Tuesday, November 21, 2006

Talking to the kids

November 20

You might remember my friend Michael from earlier this month when I had dinner with him at Dante. His wife, Shoshi, is a journalism professor at Suffolk University, and about every year I go up to Boston to talk to the students of a review-writing class.
As I say often, despite the fact that no one will listen to me, I'm not a restaurant critic. I'm a reporter. I don't say whether the food's good or not, I just say what it is. But I have written reviews in the past, and I've written about writing reviews. So I talk to the kids about how to write a review, and then we go in a huge group to a restaurant and review it. Of course, I explain to them that calling a restaurant and telling them that you and 24 of your classmates are coming to the restaurant to review it will likely skew your experience and make it difficult for you to be a proper consumer advocate. Then again, I also explain that, although wealthy publications pay exorbitant sums so their critics can sneak into restaurants and eat there multiple times, others expect their critics to eat for free, and at any rate savvy restaurateurs know who the critics are anyway, so the whole anonymity thing is a bit of a red herring.
One student in his deep Massachusetts accent said a friend of his who worked in a restaurant knew who the critics were because they ordered a lot of food and just took a couple of bites of each item.
Touché.
So after we all reviewed Stephanie's on Newbury I walked back to Boston Common and met up with Michael and his two sons, Nadav and Gilad, and then picked up Shoshi and went to Michael's parents' house in Lexington where his mother Merry was having an open house to display her paintings (my favorite was of the outside of a white house in the autumn behind a tree of brilliant orange leaves). We were joined by Michael's old friend Morgan Hott and his fiancée Ellen Wingard (I think fiancée; if not I'm sure they'll let me know). While Michael and Shoshi bathed the kids and put them to bed, Morgan explained his PhD work. He's an MD PhD and did work producing structures that could replace damaged cartilage on people.
I asked him what he used to replace the cartilage and he said "something called alginate."
Now, this is funny, because alginate also is probably the most popular hydrocolloid being used in molecular gastronomy these days. So I got to show off by saying that I knew about alginate and that it was a hydrocolloid that formed a gel when it reacted with calcium.
So we had a big laugh about that and then went to Legal Sea Foods for dinner.
Based on a recommendation by Warren, the student with the friend who worked in a restaurant, I had a cup of clam chowder. I followed that by a seafood rasam soup that I assume was the result of Legal Sea Foods' Ayurvedic promotion a few years ago.
Really, they had an Ayurvedic promotion. I couldn't make that up.

6 comments:

Anonymous said...

Bret as usual is right on about many things. Including the chili relleno tacos at flash taco. I recommend their web site, www.flashtaco.com, in particular for the awesome 70s photo of their humble beginnings selling tacos at soccer games.

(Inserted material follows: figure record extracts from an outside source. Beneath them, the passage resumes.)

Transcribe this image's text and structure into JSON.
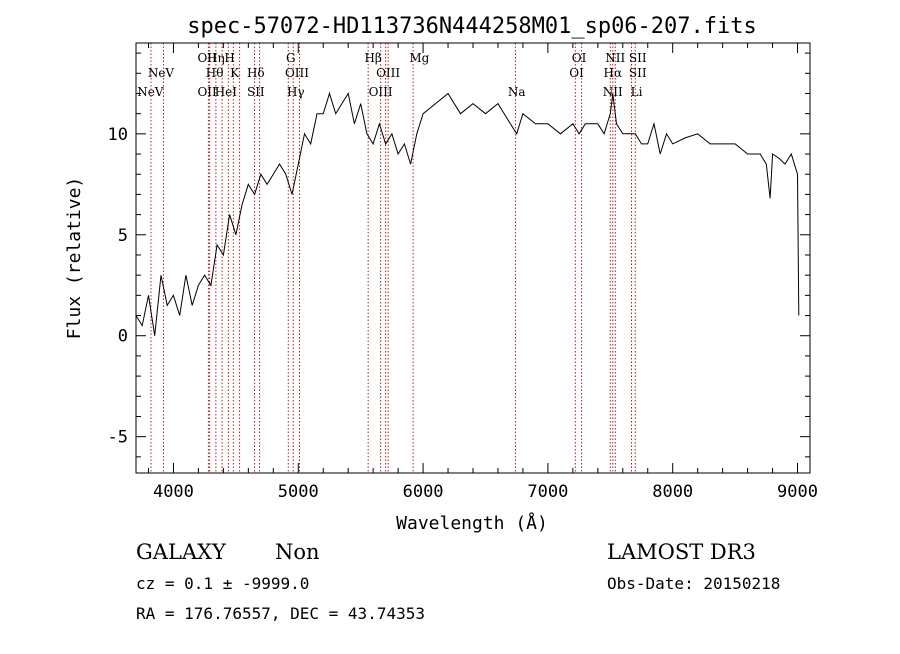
{
  "chart_data": {
    "type": "line",
    "title": "spec-57072-HD113736N444258M01_sp06-207.fits",
    "xlabel": "Wavelength (Å)",
    "ylabel": "Flux (relative)",
    "xlim": [
      3700,
      9100
    ],
    "ylim": [
      -6.8,
      14.5
    ],
    "xticks": [
      4000,
      5000,
      6000,
      7000,
      8000,
      9000
    ],
    "yticks": [
      -5,
      0,
      5,
      10
    ],
    "grid": false,
    "series": [
      {
        "x": [
          3700,
          3750,
          3800,
          3850,
          3900,
          3950,
          4000,
          4050,
          4100,
          4150,
          4200,
          4250,
          4300,
          4350,
          4400,
          4450,
          4500,
          4550,
          4600,
          4650,
          4700,
          4750,
          4800,
          4850,
          4900,
          4950,
          5000,
          5050,
          5100,
          5150,
          5200,
          5250,
          5300,
          5350,
          5400,
          5450,
          5500,
          5550,
          5600,
          5650,
          5700,
          5750,
          5800,
          5850,
          5900,
          5950,
          6000,
          6100,
          6200,
          6300,
          6400,
          6500,
          6600,
          6700,
          6750,
          6800,
          6900,
          7000,
          7100,
          7200,
          7250,
          7300,
          7400,
          7450,
          7500,
          7520,
          7550,
          7600,
          7700,
          7750,
          7800,
          7850,
          7900,
          7950,
          8000,
          8100,
          8200,
          8300,
          8400,
          8500,
          8600,
          8700,
          8750,
          8780,
          8800,
          8850,
          8900,
          8950,
          9000,
          9010
        ],
        "values": [
          1.0,
          0.5,
          2.0,
          0.0,
          3.0,
          1.5,
          2.0,
          1.0,
          3.0,
          1.5,
          2.5,
          3.0,
          2.5,
          4.5,
          4.0,
          6.0,
          5.0,
          6.5,
          7.5,
          7.0,
          8.0,
          7.5,
          8.0,
          8.5,
          8.0,
          7.0,
          8.5,
          10.0,
          9.5,
          11.0,
          11.0,
          12.0,
          11.0,
          11.5,
          12.0,
          10.5,
          11.5,
          10.0,
          9.5,
          10.5,
          9.5,
          10.0,
          9.0,
          9.5,
          8.5,
          10.0,
          11.0,
          11.5,
          12.0,
          11.0,
          11.5,
          11.0,
          11.5,
          10.5,
          10.0,
          11.0,
          10.5,
          10.5,
          10.0,
          10.5,
          10.0,
          10.5,
          10.5,
          10.0,
          11.0,
          12.0,
          10.5,
          10.0,
          10.0,
          9.5,
          9.5,
          10.5,
          9.0,
          10.0,
          9.5,
          9.8,
          10.0,
          9.5,
          9.5,
          9.5,
          9.0,
          9.0,
          8.5,
          6.8,
          9.0,
          8.8,
          8.5,
          9.0,
          8.0,
          1.0
        ]
      }
    ],
    "line_markers": [
      {
        "label": "NeV",
        "x": 3815,
        "row": 2
      },
      {
        "label": "NeV",
        "x": 3900,
        "row": 1
      },
      {
        "label": "OII",
        "x": 4270,
        "row": 0
      },
      {
        "label": "Hη",
        "x": 4340,
        "row": 0
      },
      {
        "label": "H",
        "x": 4450,
        "row": 0
      },
      {
        "label": "Hθ",
        "x": 4330,
        "row": 1
      },
      {
        "label": "K",
        "x": 4490,
        "row": 1
      },
      {
        "label": "Hδ",
        "x": 4660,
        "row": 1
      },
      {
        "label": "OII",
        "x": 4270,
        "row": 2
      },
      {
        "label": "HeI",
        "x": 4420,
        "row": 2
      },
      {
        "label": "SII",
        "x": 4660,
        "row": 2
      },
      {
        "label": "G",
        "x": 4940,
        "row": 0
      },
      {
        "label": "OIII",
        "x": 4990,
        "row": 1
      },
      {
        "label": "Hγ",
        "x": 4980,
        "row": 2
      },
      {
        "label": "Hβ",
        "x": 5600,
        "row": 0
      },
      {
        "label": "OIII",
        "x": 5720,
        "row": 1
      },
      {
        "label": "OIII",
        "x": 5660,
        "row": 2
      },
      {
        "label": "Mg",
        "x": 5970,
        "row": 0
      },
      {
        "label": "Na",
        "x": 6750,
        "row": 2
      },
      {
        "label": "OI",
        "x": 7250,
        "row": 0
      },
      {
        "label": "OI",
        "x": 7230,
        "row": 1
      },
      {
        "label": "NII",
        "x": 7540,
        "row": 0
      },
      {
        "label": "SII",
        "x": 7720,
        "row": 0
      },
      {
        "label": "Hα",
        "x": 7520,
        "row": 1
      },
      {
        "label": "SII",
        "x": 7720,
        "row": 1
      },
      {
        "label": "NII",
        "x": 7520,
        "row": 2
      },
      {
        "label": "Li",
        "x": 7710,
        "row": 2
      }
    ],
    "line_positions": [
      3820,
      3920,
      4280,
      4290,
      4340,
      4390,
      4440,
      4480,
      4530,
      4650,
      4690,
      4920,
      4960,
      5010,
      5560,
      5660,
      5700,
      5720,
      5920,
      6740,
      7220,
      7270,
      7500,
      7520,
      7540,
      7670,
      7700
    ]
  },
  "info": {
    "left_line1_a": "GALAXY",
    "left_line1_b": "Non",
    "left_line2": "cz = 0.1 ± -9999.0",
    "left_line3": "RA = 176.76557, DEC =  43.74353",
    "right_line1": "LAMOST DR3",
    "right_line2": "Obs-Date: 20150218"
  },
  "colors": {
    "spectrum": "#000000",
    "marker": "#b22222"
  }
}
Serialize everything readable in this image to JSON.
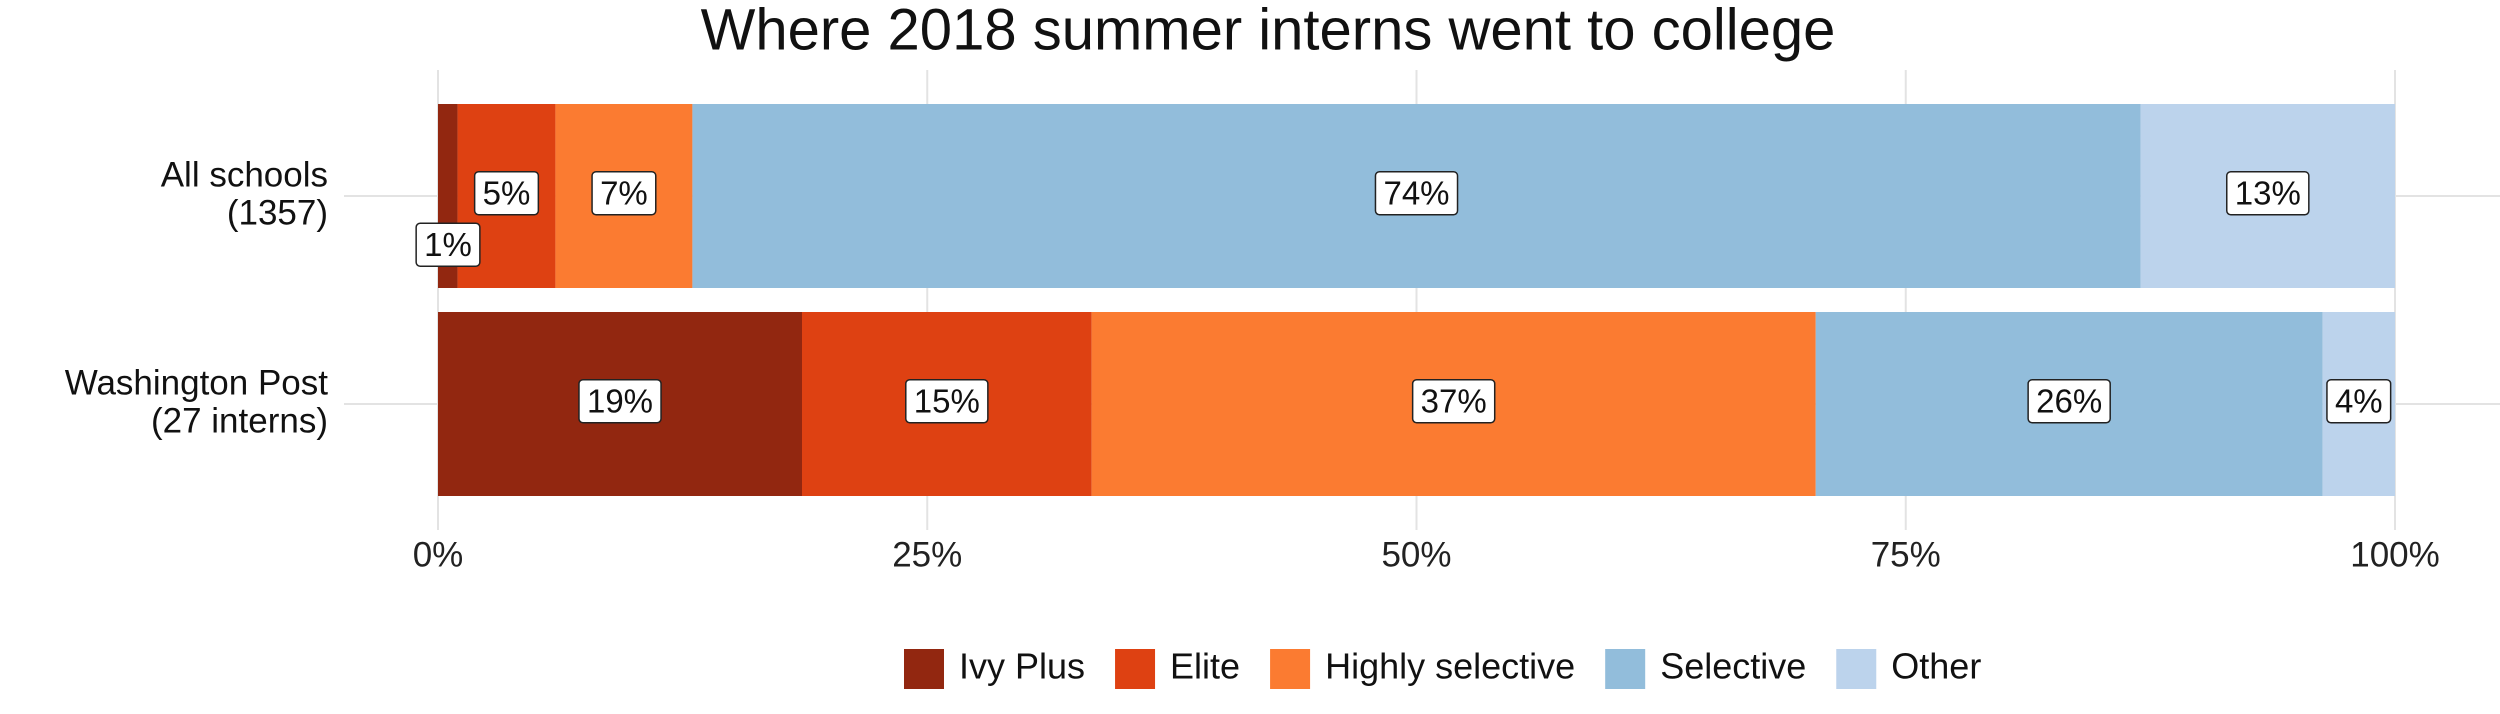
{
  "chart_data": {
    "type": "stacked-bar-horizontal",
    "title": "Where 2018 summer interns went to college",
    "categories": [
      [
        "All schools",
        "(1357)"
      ],
      [
        "Washington Post",
        "(27 interns)"
      ]
    ],
    "series": [
      {
        "name": "Ivy Plus",
        "color": "#922710",
        "values": [
          1,
          18.6
        ],
        "value_labels": [
          "1%",
          "19%"
        ]
      },
      {
        "name": "Elite",
        "color": "#de4112",
        "values": [
          5,
          14.8
        ],
        "value_labels": [
          "5%",
          "15%"
        ]
      },
      {
        "name": "Highly selective",
        "color": "#fb7b31",
        "values": [
          7,
          37.0
        ],
        "value_labels": [
          "7%",
          "37%"
        ]
      },
      {
        "name": "Selective",
        "color": "#92bddb",
        "values": [
          74,
          25.9
        ],
        "value_labels": [
          "74%",
          "26%"
        ]
      },
      {
        "name": "Other",
        "color": "#bcd3ec",
        "values": [
          13,
          3.7
        ],
        "value_labels": [
          "13%",
          "4%"
        ]
      }
    ],
    "xlim": [
      0,
      100
    ],
    "xticks": [
      {
        "value": 0,
        "label": "0%"
      },
      {
        "value": 25,
        "label": "25%"
      },
      {
        "value": 50,
        "label": "50%"
      },
      {
        "value": 75,
        "label": "75%"
      },
      {
        "value": 100,
        "label": "100%"
      }
    ],
    "grid": true,
    "legend": "bottom"
  }
}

Oh, and the club on Milwaukee is called the Double Door.

- the Absolute Prince

Bret Thorn said...

Thanks Alexei. One of your numerous prince-like qualities is that you bring new and interesting things to the table, like flashtaco's web site. In this case you put it above instead of below the
relevant post, contrary to what our blog designers had in mind, but I blame them for that.

Anonymous said...

Great stuff... You know I've actually seen some very impressive, but not previously published, work on alginate from a guy named Morgan Hott. His data showed that alginate gels that have bubbles in them are actually heavier (as measured by a digital scale) than alginate that has no bubbles. Isn't science facinating? I remember learning all kinds of cool things like that in highschool or something...

Bret Thorn said...

Does that mean that whatever is in the bubbles is heavier than the alginate, or is some sort of weird structural thing going on that makes alginate with bubbles in it become denser somehow?

Anonymous said...

Its probably the latter, unless the bubbles are made of stone or the volume is larger making increased weight that of the trapped gas. Now that Morgan is married and Michael is a professional chef, the world has come full circle in preparation for the 2012 disaster. Flash Taco...Isn't that the restaurant that has no restrooms? Pretty dangerous for a Mexican joint.